Additional spare parts • Spare part 1: life time 2/3 of new; ½ price of new • Spare part 2: life time 1/3 of new; price 1/8 of new • We study case IV of the simulations – mixed parts • 4 possible bars per part - # parts replaced in the model without extra spare parts; # new parts in the new model; # extra spare parts of the two types in the new model
Notes • The optimization model uses 2/3-life parts 6, 8, 9, and 10 more, and 1/3-life parts 2, 3, 8, and 9 less, lowering the cost by 6% • We utilize old spare parts to some degree in all cases where they are available
Main conclusions from experiments • The optimization model always gives the best solutions • It is especially good when the stochasticity is ”weak”, but quite a lot better even when stochasticity is present to a large degree • The age replacement policy copes much less well with stochasticity • The benefit of using opportunistic maintenance increases with the fixed costs. In reality the fixed cost is in fact much higher than in the example, especially in the civil case – availability is then much more valuable
Pros and cons – existing method • + Reduces # maintenence occasions compared with no opportunistic maintenance • + Simple • – Total cost very high for high fixed costs • – Not automatic, quality depending on manaul work • – Difficult to extend to, e.g., extra spare parts or work costs
Pros and cons – age replacement policy • + Reduces # maintenance occasions compared with no opportunistic maintenance and to the existing method • + Easy to implement • – Heuristic; can yield very costly schedules • – Diffucult to predict when it is bad • – Difficult to extend to, e.g., extra spare parts
Pros and cons, optimization model • + Always the best schedule, not just compared with the other methods but with any other method • + Reduces # maintenance occasions compared to all the other methods • + Flexible; easy to extend to more complex problems • – Demands more advanced mathematical methods and computer facilities • +/– Is as strong as the availability of good estimates of the ”failure distribution”

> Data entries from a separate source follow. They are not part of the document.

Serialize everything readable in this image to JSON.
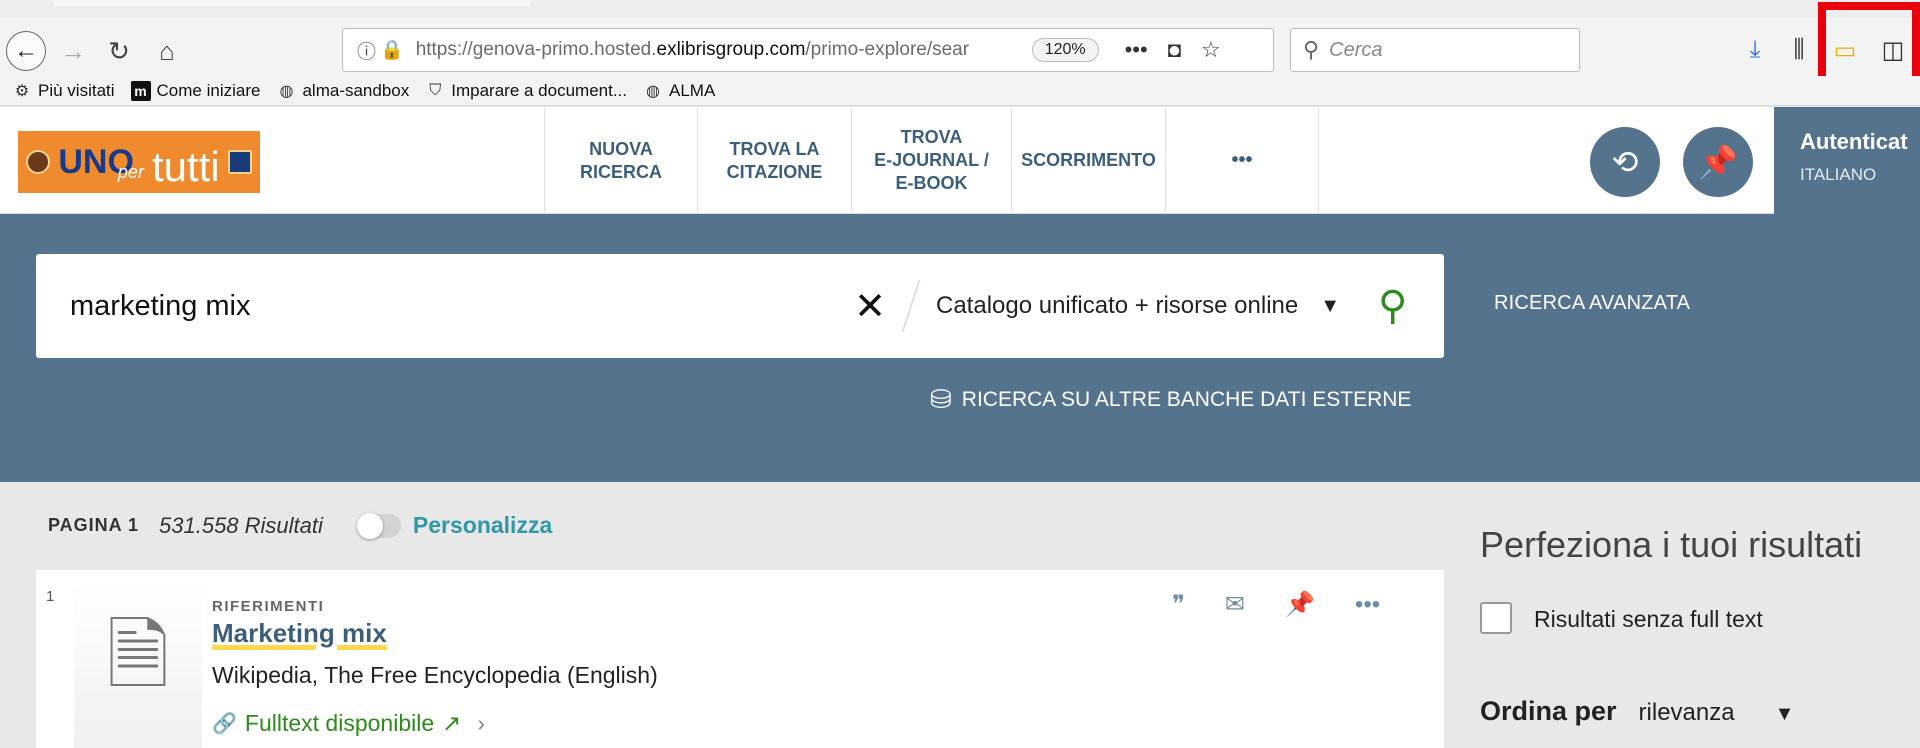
{
  "browser": {
    "url_prefix": "https://genova-primo.hosted.",
    "url_domain": "exlibrisgroup.com",
    "url_suffix": "/primo-explore/sear",
    "zoom": "120%",
    "search_placeholder": "Cerca",
    "bookmarks": [
      {
        "label": "Più visitati",
        "icon": "gear-icon"
      },
      {
        "label": "Come iniziare",
        "icon": "m-icon"
      },
      {
        "label": "alma-sandbox",
        "icon": "globe-icon"
      },
      {
        "label": "Imparare a document...",
        "icon": "shield-icon"
      },
      {
        "label": "ALMA",
        "icon": "globe-icon"
      }
    ],
    "highlight_color": "#e8000d"
  },
  "header": {
    "logo_uno": "UNO",
    "logo_per": "per",
    "logo_tutti": "tutti",
    "nav": [
      {
        "label": "NUOVA\nRICERCA"
      },
      {
        "label": "TROVA LA\nCITAZIONE"
      },
      {
        "label": "TROVA\nE-JOURNAL /\nE-BOOK"
      },
      {
        "label": "SCORRIMENTO"
      },
      {
        "label": "•••"
      }
    ],
    "auth_label": "Autenticat",
    "language": "ITALIANO",
    "accent_color": "#56738e"
  },
  "search": {
    "query": "marketing mix",
    "scope": "Catalogo unificato + risorse online",
    "advanced_label": "RICERCA AVANZATA",
    "external_label": "RICERCA SU ALTRE BANCHE DATI ESTERNE"
  },
  "results": {
    "page_label": "PAGINA 1",
    "count": "531.558 Risultati",
    "personalize_label": "Personalizza",
    "items": [
      {
        "index": "1",
        "type": "RIFERIMENTI",
        "title": "Marketing mix",
        "source": "Wikipedia, The Free Encyclopedia (English)",
        "availability": "Fulltext disponibile"
      }
    ]
  },
  "facets": {
    "title": "Perfeziona i tuoi risultati",
    "checkbox_label": "Risultati senza full text",
    "sort_label": "Ordina per",
    "sort_value": "rilevanza"
  }
}
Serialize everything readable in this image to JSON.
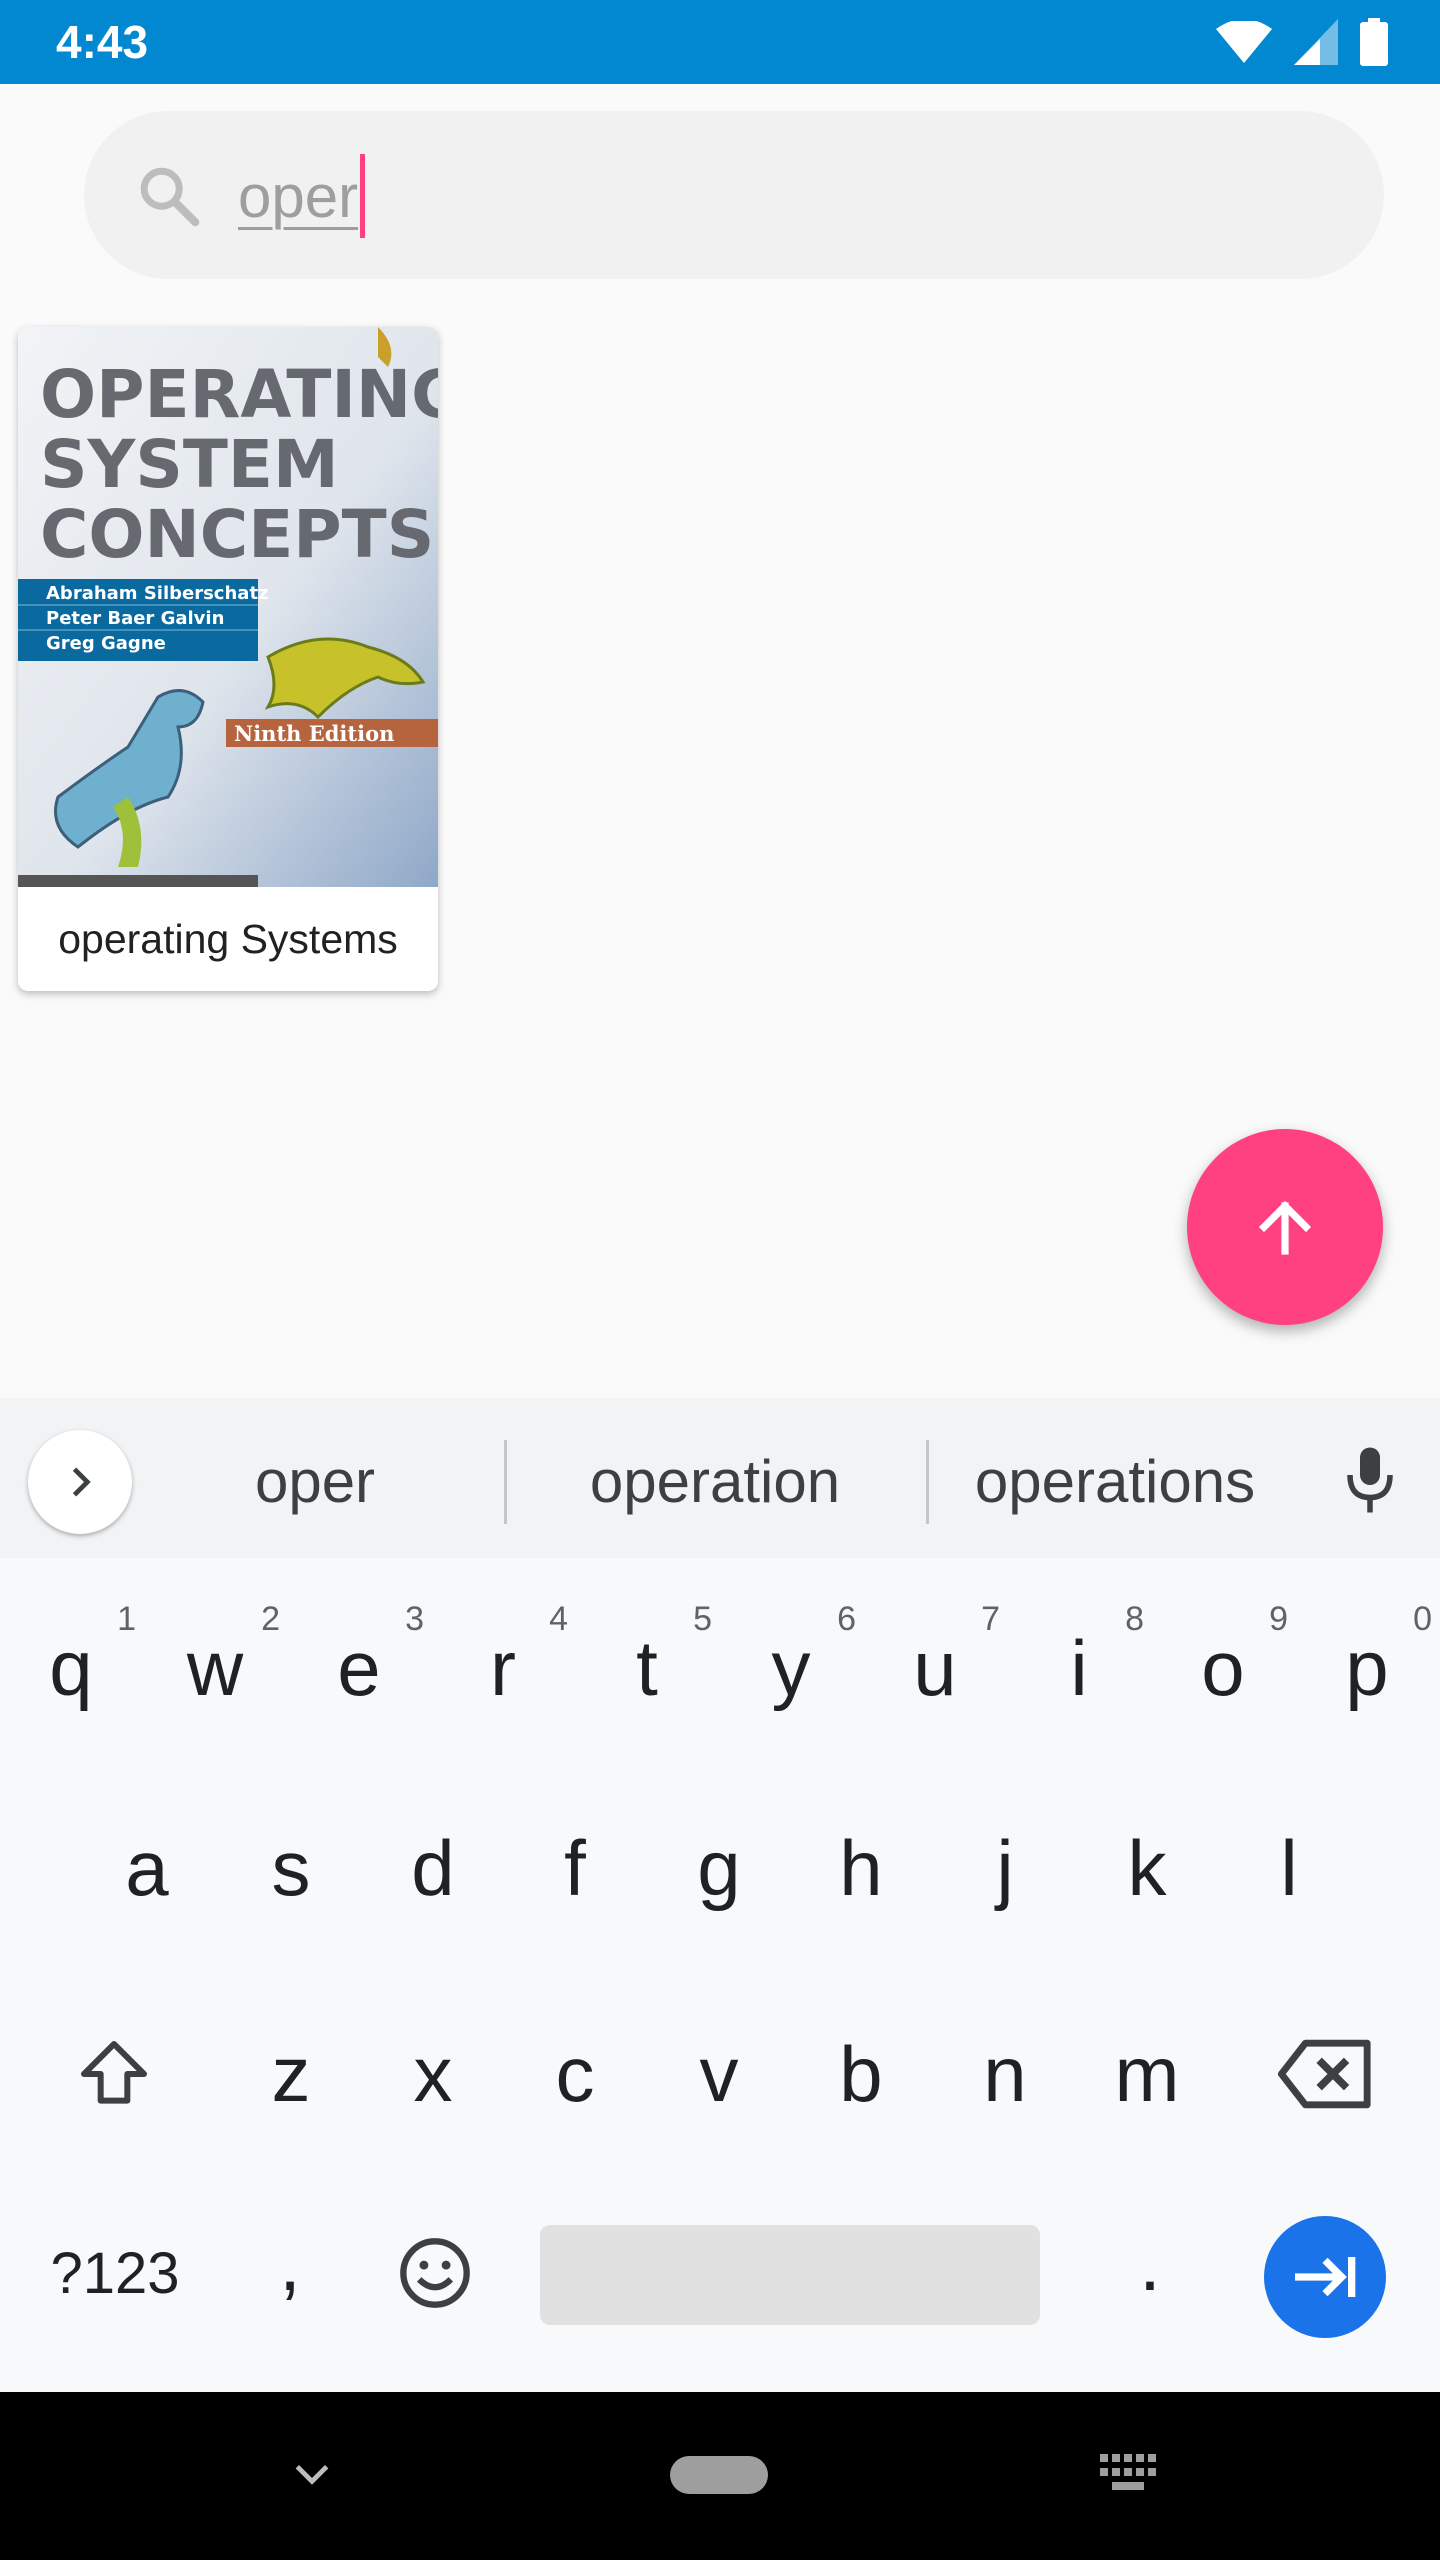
{
  "status_bar": {
    "time": "4:43",
    "icons": [
      "wifi-icon",
      "signal-icon",
      "battery-icon"
    ],
    "color": "#0288d1"
  },
  "search": {
    "query": "oper",
    "icon": "search-icon"
  },
  "results": [
    {
      "title": "operating Systems",
      "cover": {
        "title_lines": [
          "OPERATING",
          "SYSTEM",
          "CONCEPTS"
        ],
        "authors": [
          "Abraham Silberschatz",
          "Peter Baer Galvin",
          "Greg Gagne"
        ],
        "edition": "Ninth Edition"
      }
    }
  ],
  "fab": {
    "icon": "arrow-up-icon",
    "color": "#ff4081"
  },
  "keyboard": {
    "suggestions": [
      "oper",
      "operation",
      "operations"
    ],
    "row1": [
      {
        "k": "q",
        "h": "1"
      },
      {
        "k": "w",
        "h": "2"
      },
      {
        "k": "e",
        "h": "3"
      },
      {
        "k": "r",
        "h": "4"
      },
      {
        "k": "t",
        "h": "5"
      },
      {
        "k": "y",
        "h": "6"
      },
      {
        "k": "u",
        "h": "7"
      },
      {
        "k": "i",
        "h": "8"
      },
      {
        "k": "o",
        "h": "9"
      },
      {
        "k": "p",
        "h": "0"
      }
    ],
    "row2": [
      "a",
      "s",
      "d",
      "f",
      "g",
      "h",
      "j",
      "k",
      "l"
    ],
    "row3": [
      "z",
      "x",
      "c",
      "v",
      "b",
      "n",
      "m"
    ],
    "symbols_label": "?123",
    "comma": ",",
    "period": ".",
    "accent_color": "#1a73e8"
  },
  "nav_bar": {
    "icons": [
      "chevron-down-icon",
      "home-pill-icon",
      "keyboard-icon"
    ]
  }
}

Future research • Current model works with a single module • The whole engine is more complex – modules can be separated in different ways work costs complex to evaluate • Work with the polyhedral structure of the model to learn about the properties and potential of different algorithms • Joint work with a new research associate
Project assignment, I • Solve the deterministic optimization problem for the case of only new spare parts (requires file modifications) as well as for the case of existing old spare parts (existing file) • Analyze the solutions: how does the total cost/number of maintenance occasions vary with the problem parameters? How sensitive is the optimal solution? Are there alternative optimal solutions for the basic case? • Analyze also the differences between the solutions to the two problems
Project assignment, II • Consider the following natural modification: The client wishes that at termination of the contract the module has a given property, such as a minimum remaining life time. Provide at least two natural such requirements, besides the life time one, and analyze how the optimal solution differs to the basic case • Is the case with extra spare parts such that the integrality property is fulfilled?